I am running cartpole-ppo example on ray 1.12.1 and pytorch 1.11.0. I observed significant differences in the learn throughput when I use GPU and CPU. I experimented with different sgd_minibatch_size with and without GPU keeping train_batch_size as 4000 and num_workers as 1. The results are as follows

Mini-bath size Learn Throughput(num_gpus=1) Learn Throughput(num_gpus=0)
64 1310 3458
128 2867 70007
256 6159 13731
512 12952 27711
1000 21824 43353

As a result training without GPU is faster than using 1 GPU.
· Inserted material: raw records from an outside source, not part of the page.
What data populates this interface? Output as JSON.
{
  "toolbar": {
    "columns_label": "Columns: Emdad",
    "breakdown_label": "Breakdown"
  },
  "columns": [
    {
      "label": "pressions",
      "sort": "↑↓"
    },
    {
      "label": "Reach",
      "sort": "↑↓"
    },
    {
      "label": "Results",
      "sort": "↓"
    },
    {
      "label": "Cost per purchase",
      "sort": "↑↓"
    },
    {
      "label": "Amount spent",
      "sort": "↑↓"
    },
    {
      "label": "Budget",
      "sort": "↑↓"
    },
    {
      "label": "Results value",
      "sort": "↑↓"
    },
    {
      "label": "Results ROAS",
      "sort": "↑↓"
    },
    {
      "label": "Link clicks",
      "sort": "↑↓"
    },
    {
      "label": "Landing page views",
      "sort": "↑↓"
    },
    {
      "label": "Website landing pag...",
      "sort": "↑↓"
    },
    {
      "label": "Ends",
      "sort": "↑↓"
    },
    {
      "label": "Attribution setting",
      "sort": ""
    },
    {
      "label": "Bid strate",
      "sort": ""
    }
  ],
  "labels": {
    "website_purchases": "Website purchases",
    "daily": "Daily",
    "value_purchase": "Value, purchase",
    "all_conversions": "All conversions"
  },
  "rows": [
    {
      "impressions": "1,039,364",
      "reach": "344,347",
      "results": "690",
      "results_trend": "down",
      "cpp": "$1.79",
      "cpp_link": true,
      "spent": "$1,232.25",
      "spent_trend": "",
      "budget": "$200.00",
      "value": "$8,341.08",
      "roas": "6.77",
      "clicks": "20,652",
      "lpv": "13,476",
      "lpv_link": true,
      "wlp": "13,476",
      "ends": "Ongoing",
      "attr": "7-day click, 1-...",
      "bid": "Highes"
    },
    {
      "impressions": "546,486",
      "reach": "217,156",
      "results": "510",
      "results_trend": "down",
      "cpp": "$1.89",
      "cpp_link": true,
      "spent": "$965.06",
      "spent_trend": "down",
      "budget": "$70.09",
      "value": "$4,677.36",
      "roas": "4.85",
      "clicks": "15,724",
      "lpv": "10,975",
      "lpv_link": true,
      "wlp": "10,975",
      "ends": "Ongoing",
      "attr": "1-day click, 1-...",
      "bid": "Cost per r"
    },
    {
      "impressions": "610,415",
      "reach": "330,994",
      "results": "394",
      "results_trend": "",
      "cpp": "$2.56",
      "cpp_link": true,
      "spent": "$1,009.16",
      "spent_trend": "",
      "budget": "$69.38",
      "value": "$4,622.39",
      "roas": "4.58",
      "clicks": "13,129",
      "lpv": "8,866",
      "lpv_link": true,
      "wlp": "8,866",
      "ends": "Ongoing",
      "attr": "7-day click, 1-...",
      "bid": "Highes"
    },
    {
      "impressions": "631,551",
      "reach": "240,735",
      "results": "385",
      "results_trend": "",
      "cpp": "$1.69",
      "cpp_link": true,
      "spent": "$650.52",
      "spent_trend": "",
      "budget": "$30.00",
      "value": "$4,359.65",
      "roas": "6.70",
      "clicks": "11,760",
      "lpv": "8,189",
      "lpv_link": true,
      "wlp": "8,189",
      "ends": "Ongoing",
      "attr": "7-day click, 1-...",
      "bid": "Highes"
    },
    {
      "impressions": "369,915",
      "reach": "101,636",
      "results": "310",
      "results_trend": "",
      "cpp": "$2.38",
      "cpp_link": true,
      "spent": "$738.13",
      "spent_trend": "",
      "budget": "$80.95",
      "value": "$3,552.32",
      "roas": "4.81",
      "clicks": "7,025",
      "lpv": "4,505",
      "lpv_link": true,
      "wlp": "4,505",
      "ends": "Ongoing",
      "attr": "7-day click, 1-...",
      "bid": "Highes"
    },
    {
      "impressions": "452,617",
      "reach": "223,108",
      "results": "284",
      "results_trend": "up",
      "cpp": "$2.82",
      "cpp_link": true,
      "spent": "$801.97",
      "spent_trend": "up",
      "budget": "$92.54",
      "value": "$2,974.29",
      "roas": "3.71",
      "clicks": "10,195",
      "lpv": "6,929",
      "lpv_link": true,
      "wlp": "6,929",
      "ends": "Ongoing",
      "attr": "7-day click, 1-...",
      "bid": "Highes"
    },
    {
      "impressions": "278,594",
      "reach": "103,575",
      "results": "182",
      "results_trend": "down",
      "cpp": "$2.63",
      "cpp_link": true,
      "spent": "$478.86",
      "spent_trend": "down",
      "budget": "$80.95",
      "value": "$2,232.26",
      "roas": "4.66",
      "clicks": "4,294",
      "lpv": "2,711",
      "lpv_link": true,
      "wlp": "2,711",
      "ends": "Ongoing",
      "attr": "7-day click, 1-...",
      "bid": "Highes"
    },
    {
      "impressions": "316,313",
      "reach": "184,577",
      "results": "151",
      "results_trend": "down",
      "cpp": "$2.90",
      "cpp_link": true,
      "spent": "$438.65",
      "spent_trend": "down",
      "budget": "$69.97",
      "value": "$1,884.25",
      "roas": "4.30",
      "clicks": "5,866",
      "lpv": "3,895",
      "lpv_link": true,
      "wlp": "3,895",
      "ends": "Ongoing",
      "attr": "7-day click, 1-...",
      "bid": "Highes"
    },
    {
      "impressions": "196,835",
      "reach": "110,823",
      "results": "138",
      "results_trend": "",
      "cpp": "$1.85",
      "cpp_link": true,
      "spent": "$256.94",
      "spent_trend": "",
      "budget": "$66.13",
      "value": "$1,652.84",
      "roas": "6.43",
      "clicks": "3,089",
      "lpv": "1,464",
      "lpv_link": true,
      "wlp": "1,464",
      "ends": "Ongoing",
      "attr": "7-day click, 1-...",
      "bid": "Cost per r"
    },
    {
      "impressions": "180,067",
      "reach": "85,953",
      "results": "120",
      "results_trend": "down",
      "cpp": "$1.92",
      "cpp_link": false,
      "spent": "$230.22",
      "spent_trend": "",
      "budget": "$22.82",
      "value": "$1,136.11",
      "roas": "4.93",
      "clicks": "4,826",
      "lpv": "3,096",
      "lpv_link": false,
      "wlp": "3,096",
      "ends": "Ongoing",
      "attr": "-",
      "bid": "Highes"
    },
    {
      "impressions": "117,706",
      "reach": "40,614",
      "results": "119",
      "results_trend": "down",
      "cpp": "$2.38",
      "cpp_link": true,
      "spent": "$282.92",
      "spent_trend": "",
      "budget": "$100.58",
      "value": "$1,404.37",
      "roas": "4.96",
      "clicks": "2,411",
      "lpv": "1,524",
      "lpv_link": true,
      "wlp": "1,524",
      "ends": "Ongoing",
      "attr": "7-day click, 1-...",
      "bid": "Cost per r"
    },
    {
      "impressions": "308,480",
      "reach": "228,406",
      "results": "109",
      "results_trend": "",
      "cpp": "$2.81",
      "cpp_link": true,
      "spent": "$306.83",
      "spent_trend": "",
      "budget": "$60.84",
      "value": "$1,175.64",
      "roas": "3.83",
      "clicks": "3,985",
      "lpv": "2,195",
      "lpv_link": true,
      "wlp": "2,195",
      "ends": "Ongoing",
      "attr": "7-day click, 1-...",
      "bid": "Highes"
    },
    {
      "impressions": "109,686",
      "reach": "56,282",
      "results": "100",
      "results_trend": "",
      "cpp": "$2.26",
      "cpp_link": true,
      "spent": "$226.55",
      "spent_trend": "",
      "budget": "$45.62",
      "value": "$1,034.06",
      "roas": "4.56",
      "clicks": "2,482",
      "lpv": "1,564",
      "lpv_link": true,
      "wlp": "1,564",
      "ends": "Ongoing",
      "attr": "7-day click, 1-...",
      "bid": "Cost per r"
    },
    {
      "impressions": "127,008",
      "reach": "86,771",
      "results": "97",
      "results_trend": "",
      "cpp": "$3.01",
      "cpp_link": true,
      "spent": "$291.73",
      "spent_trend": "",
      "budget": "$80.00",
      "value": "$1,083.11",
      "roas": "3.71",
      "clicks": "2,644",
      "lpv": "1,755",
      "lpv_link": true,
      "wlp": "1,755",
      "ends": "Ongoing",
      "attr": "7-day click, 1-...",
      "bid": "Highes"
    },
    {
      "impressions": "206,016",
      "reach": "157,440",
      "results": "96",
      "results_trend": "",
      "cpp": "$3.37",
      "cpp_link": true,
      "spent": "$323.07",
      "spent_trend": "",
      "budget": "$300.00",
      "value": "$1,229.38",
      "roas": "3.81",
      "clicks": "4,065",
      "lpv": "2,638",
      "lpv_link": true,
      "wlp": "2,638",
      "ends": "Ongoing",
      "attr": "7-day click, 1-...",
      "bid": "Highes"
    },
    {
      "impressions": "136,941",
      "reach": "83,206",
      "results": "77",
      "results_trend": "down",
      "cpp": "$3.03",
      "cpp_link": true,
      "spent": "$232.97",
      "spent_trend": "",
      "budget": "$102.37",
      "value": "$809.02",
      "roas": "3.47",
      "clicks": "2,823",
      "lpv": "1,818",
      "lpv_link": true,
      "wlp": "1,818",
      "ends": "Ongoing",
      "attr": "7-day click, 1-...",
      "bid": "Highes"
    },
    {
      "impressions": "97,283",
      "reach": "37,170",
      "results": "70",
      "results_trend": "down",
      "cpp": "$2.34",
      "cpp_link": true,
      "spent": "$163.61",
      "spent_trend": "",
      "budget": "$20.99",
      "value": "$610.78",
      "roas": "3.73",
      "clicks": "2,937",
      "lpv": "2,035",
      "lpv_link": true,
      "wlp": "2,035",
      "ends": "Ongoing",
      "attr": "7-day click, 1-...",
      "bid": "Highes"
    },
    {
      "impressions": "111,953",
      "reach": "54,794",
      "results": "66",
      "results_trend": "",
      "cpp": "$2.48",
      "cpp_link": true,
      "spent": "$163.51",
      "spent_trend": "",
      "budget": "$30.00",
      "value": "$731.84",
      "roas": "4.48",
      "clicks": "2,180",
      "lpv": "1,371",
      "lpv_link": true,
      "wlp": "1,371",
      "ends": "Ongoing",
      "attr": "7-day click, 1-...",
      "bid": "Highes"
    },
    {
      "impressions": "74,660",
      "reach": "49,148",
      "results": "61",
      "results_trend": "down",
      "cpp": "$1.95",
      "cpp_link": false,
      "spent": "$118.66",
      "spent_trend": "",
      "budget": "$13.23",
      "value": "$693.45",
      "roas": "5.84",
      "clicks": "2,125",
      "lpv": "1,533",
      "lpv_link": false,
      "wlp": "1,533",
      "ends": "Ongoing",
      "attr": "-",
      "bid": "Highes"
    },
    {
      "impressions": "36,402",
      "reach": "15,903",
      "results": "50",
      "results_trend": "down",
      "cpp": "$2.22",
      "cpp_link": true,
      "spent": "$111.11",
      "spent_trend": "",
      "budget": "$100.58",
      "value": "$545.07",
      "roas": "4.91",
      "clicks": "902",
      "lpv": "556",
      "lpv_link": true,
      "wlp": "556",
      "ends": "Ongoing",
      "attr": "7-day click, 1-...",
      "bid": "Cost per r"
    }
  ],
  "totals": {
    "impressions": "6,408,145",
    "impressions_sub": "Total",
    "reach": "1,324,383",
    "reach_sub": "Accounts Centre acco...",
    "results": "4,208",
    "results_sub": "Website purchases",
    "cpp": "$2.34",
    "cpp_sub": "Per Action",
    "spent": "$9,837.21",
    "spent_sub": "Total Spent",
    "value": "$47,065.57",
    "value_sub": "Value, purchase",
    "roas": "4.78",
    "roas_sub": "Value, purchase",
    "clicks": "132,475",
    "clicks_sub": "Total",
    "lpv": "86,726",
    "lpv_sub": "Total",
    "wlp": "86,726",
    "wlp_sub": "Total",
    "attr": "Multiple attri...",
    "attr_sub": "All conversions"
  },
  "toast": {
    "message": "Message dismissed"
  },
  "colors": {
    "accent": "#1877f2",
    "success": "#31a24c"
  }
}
I observed similar behavior on my project where I am using PPO agent with a custom model and a custom environment on ray 1.4.1 with pytorch 1.7.0

Can someone please help identify why training on GPU is slower? What can I do to reduce my training time?

Any help is appreciated!
Thanks in advance!

There is a certain amount of overhead that comes with using GPU, for example, the tensors need to get loaded to and from the GPU.
Therefore the forward and backward computation needs to be significant enough before it’s worth the overhead.
I can reproduce the slow down if you use the default network of a single hidden layer of size 32.
If you simply change the hidden layers to be [1024, 1024, 1024] for example, you will notice that GPU is 2x to 4x faster than CPU.
Hope this helps.

i agree with @gjoliver . RL is also quite cpu-intensive. For the cartpole example, the overhead is not in the NN parts. On the contrast, if in the image-based RL examples, like atari-game, where you might need to use a bigger network like CNN, the GPU is certain to be faster in that case.